Best Design News AFW-IMAGE-01 Blaanc Borderless and Caeiro Capurso Team Up to Tackle Rural Modern Interior Traditional Estufa Lorenas Spain San Juan Mixtepec Paz Sequeira Braga Mexico Lara Camilla Pinho Juan Jos Santiba Blaanc Borderless Architecture architecture Ana Morgado Best Design News AFW-IMAGE-03 Blaanc Borderless and Caeiro Capurso Team Up to Tackle Rural Modern Interior Traditional Estufa Lorenas Spain San Juan Mixtepec Paz Sequeira Braga Mexico Lara Camilla Pinho Juan Jos Santiba Blaanc Borderless Architecture architecture Ana Morgado Best Design News AFW-IMAGE-02 Blaanc Borderless and Caeiro Capurso Team Up to Tackle Rural Modern Interior Traditional Estufa Lorenas Spain San Juan Mixtepec Paz Sequeira Braga Mexico Lara Camilla Pinho Juan Jos Santiba Blaanc Borderless Architecture architecture Ana Morgado

The construction of the first of the energy efficient houses, which will cost $ 5,275 each, began in March, with the women producing more than 40,000 adobe bricks using earth from nearby locales.

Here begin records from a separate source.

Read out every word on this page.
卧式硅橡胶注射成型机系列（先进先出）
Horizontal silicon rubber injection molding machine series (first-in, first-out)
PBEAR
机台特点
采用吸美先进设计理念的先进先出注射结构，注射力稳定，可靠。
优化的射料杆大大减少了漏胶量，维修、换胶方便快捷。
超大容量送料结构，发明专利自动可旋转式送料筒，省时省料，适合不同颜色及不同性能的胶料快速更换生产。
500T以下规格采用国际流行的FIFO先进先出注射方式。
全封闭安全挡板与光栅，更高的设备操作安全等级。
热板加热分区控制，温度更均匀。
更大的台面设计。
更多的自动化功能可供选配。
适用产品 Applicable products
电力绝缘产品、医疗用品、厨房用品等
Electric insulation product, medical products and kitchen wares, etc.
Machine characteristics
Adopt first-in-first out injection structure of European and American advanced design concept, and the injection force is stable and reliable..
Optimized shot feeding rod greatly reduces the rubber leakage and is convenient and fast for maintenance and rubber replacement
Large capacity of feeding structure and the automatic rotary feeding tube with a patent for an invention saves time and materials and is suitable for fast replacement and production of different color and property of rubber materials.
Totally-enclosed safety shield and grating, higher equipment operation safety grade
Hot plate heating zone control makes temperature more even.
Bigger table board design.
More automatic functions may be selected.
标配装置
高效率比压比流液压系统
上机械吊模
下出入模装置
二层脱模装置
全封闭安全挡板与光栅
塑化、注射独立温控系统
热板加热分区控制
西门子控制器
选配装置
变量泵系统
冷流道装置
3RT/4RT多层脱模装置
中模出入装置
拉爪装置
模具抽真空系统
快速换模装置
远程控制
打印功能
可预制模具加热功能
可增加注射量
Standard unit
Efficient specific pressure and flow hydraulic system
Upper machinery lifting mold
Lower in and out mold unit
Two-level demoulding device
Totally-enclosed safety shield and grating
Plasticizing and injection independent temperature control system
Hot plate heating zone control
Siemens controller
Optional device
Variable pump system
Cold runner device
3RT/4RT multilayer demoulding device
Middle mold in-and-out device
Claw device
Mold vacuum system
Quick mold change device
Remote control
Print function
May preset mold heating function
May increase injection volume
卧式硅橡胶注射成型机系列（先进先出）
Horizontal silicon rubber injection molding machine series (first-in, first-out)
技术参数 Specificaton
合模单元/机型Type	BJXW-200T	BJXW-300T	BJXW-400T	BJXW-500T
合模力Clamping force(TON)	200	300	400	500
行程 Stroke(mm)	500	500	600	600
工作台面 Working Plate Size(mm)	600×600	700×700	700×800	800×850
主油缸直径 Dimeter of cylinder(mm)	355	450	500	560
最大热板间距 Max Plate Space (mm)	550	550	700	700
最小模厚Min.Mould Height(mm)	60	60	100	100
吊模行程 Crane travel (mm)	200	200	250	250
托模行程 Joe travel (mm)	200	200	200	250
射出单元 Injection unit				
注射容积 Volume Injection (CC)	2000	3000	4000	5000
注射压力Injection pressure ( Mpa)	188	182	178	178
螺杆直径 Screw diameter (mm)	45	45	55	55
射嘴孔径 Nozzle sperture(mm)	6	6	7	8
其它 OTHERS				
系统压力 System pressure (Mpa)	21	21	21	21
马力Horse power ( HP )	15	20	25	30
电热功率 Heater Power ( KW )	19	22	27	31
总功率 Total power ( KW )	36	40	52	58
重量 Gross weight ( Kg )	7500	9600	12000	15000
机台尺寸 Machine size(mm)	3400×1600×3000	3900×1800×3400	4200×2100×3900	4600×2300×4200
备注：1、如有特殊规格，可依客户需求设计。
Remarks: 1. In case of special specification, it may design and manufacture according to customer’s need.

Eight houses are currently in the works thanks to the help of a slew of volunteers, including local architecture students as ones based in Barcelona, Spain, and the  organizations Casa Tierra and Architecture for Humanity.

Blaanc Borderless Architecture, a women-only team of four architects, Ana Morgado, Lara Camilla Pinho, Carmo Sousa Macedo Caldeira and Maria da Paz Sequeira Braga, is based in Lisbon and Rio de Janeiro while Caeiro Capurso was founded in Oaxaca by architects João Caeiro and Fulvio Capurso.

Renderings courtesy of Blaanc Borderless Architecture.